144 Teilnehmer stürzen sich ins kühle Nass der Innerstetalsperre
Insgesamt 144 Teilnehmer stürzen sich in die kalte Innerstetalsperre beim 50. Neujahrsschwimmen. Foto: Heinemann
Das Neujahrsschwimmen feierte Jubiläum am 1. Januar. Dieses Mal wurden Teilnehmer von einer Jury für ihre Kostüme prämiert. So verlief das Spektakel am Neujahrstag.

Zum 50. Neujahrsschwimmen gibt es eine Erinnerungsnadel. Foto: Heinemann
Extra für das Jubiläums-Schwimmen hat die DLRG-Ortsgruppe Langelsheim eine Erinnerungsnadel anfertigen lassen, die alle an diesem Tag kaufen konnten. Außerdem nutzten die letzten Leute die Möglichkeit, ein GZ-Glücksschweinchen zu erwerben – alle 25 restlichen wurden verkauft.
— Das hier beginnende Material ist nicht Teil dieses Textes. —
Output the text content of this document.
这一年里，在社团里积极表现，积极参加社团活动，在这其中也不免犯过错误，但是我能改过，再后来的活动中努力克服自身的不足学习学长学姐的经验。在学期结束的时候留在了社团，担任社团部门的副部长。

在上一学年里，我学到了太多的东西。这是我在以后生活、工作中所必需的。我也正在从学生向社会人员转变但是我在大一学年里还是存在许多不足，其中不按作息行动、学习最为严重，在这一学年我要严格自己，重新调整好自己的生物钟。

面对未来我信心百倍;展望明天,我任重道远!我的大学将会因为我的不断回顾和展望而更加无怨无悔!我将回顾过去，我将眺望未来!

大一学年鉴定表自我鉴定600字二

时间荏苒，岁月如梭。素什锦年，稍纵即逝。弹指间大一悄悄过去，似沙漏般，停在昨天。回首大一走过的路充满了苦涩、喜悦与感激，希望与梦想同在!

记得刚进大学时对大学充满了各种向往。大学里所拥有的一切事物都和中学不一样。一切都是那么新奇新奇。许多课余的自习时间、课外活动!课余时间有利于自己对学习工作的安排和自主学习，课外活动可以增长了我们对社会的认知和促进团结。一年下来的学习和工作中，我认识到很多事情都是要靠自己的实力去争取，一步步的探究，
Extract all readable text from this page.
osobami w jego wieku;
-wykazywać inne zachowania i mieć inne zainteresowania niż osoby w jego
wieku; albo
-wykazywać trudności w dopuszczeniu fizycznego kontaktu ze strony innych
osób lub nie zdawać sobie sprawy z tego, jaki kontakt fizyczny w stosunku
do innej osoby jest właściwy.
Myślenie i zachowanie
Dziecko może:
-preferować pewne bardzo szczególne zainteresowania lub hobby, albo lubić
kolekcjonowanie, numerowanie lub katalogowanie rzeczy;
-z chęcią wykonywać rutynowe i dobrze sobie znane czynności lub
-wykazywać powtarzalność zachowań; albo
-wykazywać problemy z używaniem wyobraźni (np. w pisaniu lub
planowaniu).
Und auch eine weitere Neuerung verkündete DLRG-Vorsitzender Markus Romainschick: „In diesem Jahr haben wir eine Jury, die die besten drei Kostüme auswählt“.
Oliver Kemper aus Oker bekommt einen Pokal für das beste Kostüm. Foto: Heinemann

Siegerehrung für das beste Kostüm (v.l.): Oliver Kemper aus Oker (1. Platz), Markus Romainschick, Vorsitzender der DLRG-Ortsgruppe Langelsheim, und Christiaan Ehlers aus Immenrode (2. Platz). Foto: Heinemann

Auch die Wolfshäger Hexenbrut ist mit dabei: zwei der Hexen steigen später mit ins Wasser. Foto: Heinemann
Auf die Sicherheit achteten die Rettungsschwimmer, die vor allen anderen ins Wasser stiegen. Man müsse aufpassen, nicht zu schnell ins Wasser zu gehen und zu lange sollte auch keiner drinbleiben. Das Wasser hatte eine Temperatur von 4 Grad Celsius.
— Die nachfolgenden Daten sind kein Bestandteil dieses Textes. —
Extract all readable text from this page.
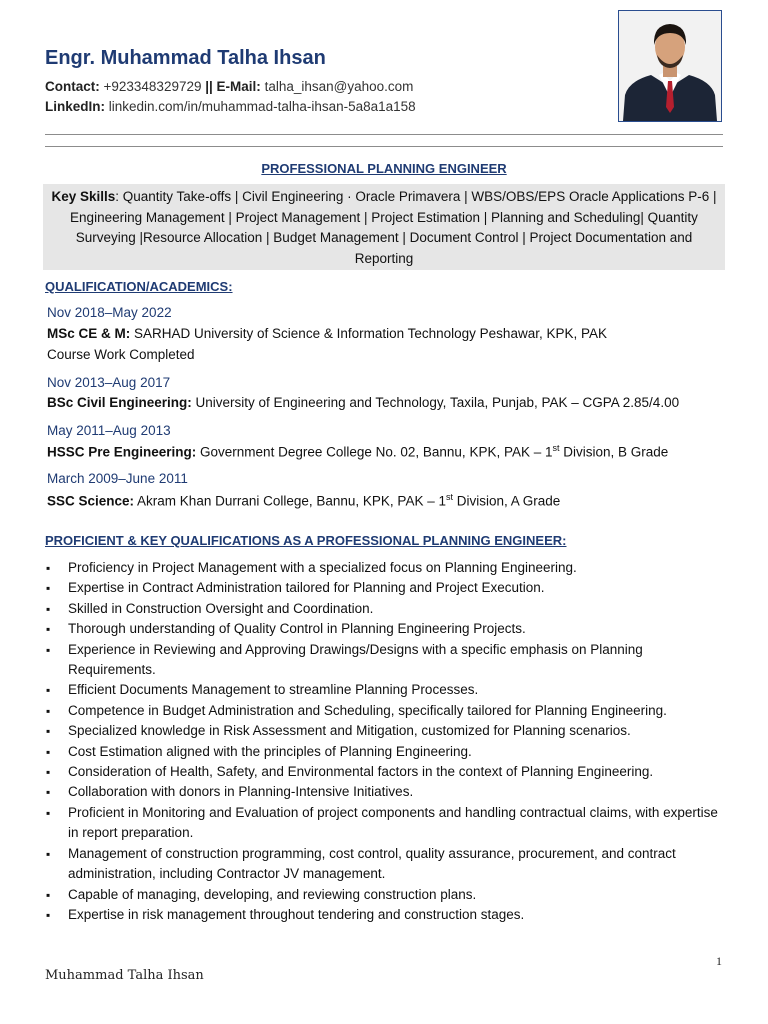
Engr. Muhammad Talha Ihsan
Contact: +923348329729 || E-Mail: talha_ihsan@yahoo.com
LinkedIn: linkedin.com/in/muhammad-talha-ihsan-5a8a1a158
PROFESSIONAL PLANNING ENGINEER
Key Skills: Quantity Take-offs | Civil Engineering · Oracle Primavera | WBS/OBS/EPS Oracle Applications P-6 | Engineering Management | Project Management | Project Estimation | Planning and Scheduling| Quantity Surveying |Resource Allocation | Budget Management | Document Control | Project Documentation and Reporting
QUALIFICATION/ACADEMICS:
Nov 2018–May 2022
MSc CE & M: SARHAD University of Science & Information Technology Peshawar, KPK, PAK
Course Work Completed
Nov 2013–Aug 2017
BSc Civil Engineering: University of Engineering and Technology, Taxila, Punjab, PAK – CGPA 2.85/4.00
May 2011–Aug 2013
HSSC Pre Engineering: Government Degree College No. 02, Bannu, KPK, PAK – 1st Division, B Grade
March 2009–June 2011
SSC Science: Akram Khan Durrani College, Bannu, KPK, PAK – 1st Division, A Grade
PROFICIENT & KEY QUALIFICATIONS AS A PROFESSIONAL PLANNING ENGINEER:
▪ Proficiency in Project Management with a specialized focus on Planning Engineering.
▪ Expertise in Contract Administration tailored for Planning and Project Execution.
▪ Skilled in Construction Oversight and Coordination.
▪ Thorough understanding of Quality Control in Planning Engineering Projects.
▪ Experience in Reviewing and Approving Drawings/Designs with a specific emphasis on Planning Requirements.
▪ Efficient Documents Management to streamline Planning Processes.
▪ Competence in Budget Administration and Scheduling, specifically tailored for Planning Engineering.
▪ Specialized knowledge in Risk Assessment and Mitigation, customized for Planning scenarios.
▪ Cost Estimation aligned with the principles of Planning Engineering.
▪ Consideration of Health, Safety, and Environmental factors in the context of Planning Engineering.
▪ Collaboration with donors in Planning-Intensive Initiatives.
▪ Proficient in Monitoring and Evaluation of project components and handling contractual claims, with expertise in report preparation.
▪ Management of construction programming, cost control, quality assurance, procurement, and contract administration, including Contractor JV management.
▪ Capable of managing, developing, and reviewing construction plans.
▪ Expertise in risk management throughout tendering and construction stages.
Muhammad Talha Ihsan
1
Die Verpflegung übernahm wieder die DLRG-Ortsgruppe. Verkauft wurden Würstchen, Glühwein, Kaffee und mehr. Die Kinder backten Waffeln. Was eingenommen wurde, kommt der Ortsgruppe zugute.
Viele der Schwimmer gingen mit Kostüm ins Wasser. Foto: Heinemann
Für die Unterhaltung nebenbei gab es einen Clown, der für die Kinder lustige Luftballontiere knotete. Auch er stieg später mit ins Wasser und verteilte munter weiter seine bunten Ballontiere.
Auch die Hexen brachten wieder ordentlich gute Laune mit. Mit mehrere Tanz-Performances regten sie die Umstehenden zum Mitmachen ein. „Da wird einem gleich viel wärmer“, lachte eine Frau beim Tanzen.
Unter den Teilnehmern finden sich die verschiedensten Kostüme. Foto: Heinemann
Pünktlich um 14 Uhr stürzten sich die 144 Leute dann ins Wasser. Der starke Wind und der kurz vorher eingesetzte Schneefall sorgten auch außerhalb der Innerstetalsperre für Kälte. Aber beim Zuschauen vergaß man schnell die Temperaturen.
Der Tag verlief glücklicherweise ohne ungewollte Zwischenfälle und alle konnten nach der Veranstaltung noch ein Heißgetränk genießen oder nach Hause fahren, um sich in eine Decke zu kuscheln.